Calhoun, despite his flaws, despite the fact that the rights he defended are offensive to our modern sensibilities, despite all that, Calhoun was right on some important foundational issues. Progressivism could never have raised its head to expand government without the efforts of the Federalists from 1788-1870; no federal income tax, no prohibition and the resultant birth of organized crime, no New Deal, no dysfunction of government at the Federal level (because the Federal government would matter a lot less) no massive debt, no tariffs, no endless wars. This is the legacy of the Federalists.

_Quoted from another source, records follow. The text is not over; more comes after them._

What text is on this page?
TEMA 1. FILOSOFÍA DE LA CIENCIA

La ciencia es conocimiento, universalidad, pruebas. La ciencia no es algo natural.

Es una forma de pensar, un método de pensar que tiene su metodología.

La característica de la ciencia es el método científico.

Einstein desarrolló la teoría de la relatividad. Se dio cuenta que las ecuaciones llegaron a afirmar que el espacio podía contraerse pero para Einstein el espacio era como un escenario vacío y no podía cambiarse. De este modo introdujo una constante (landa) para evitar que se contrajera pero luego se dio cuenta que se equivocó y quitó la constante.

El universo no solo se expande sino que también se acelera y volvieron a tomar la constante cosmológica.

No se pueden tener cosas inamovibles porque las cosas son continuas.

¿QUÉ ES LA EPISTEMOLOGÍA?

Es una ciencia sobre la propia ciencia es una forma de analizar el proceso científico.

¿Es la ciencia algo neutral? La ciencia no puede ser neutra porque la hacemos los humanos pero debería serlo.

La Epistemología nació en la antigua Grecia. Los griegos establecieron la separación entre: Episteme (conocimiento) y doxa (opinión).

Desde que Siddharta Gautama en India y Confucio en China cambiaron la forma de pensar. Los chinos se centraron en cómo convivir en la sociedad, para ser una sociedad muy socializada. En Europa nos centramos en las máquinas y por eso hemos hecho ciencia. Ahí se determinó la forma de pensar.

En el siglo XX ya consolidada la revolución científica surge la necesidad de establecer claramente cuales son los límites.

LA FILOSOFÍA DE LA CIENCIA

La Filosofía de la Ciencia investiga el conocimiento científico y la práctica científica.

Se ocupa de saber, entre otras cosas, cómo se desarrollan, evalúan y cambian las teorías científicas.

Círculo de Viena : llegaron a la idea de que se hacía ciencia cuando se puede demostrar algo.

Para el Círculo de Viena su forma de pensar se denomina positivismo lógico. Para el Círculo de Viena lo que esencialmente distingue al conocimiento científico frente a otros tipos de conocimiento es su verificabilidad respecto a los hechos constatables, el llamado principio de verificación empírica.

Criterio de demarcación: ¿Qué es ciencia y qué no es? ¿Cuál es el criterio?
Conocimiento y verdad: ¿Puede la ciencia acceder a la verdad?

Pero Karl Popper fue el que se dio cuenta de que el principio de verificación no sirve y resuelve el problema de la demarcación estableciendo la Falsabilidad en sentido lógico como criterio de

Mr. Davidson, if you want a reason why progressivism has turned the US into a proto-socialist state and why everything around us just seems wrong – look to the Federalist heritage.

This piece was originally published at The Calhoun Institute.


Barry Clark

I am a Southerner, a father, husband, and Christian and retired active duty Army field grade officer; I served for just over thirty years. I spent four years of my youth at The Citadel in Charleston. I am neither a theologian nor a professional historian. I do however ask many questions and endeavor to find answers and I believe, or at least hope, that I think critically and with the understanding that God provides.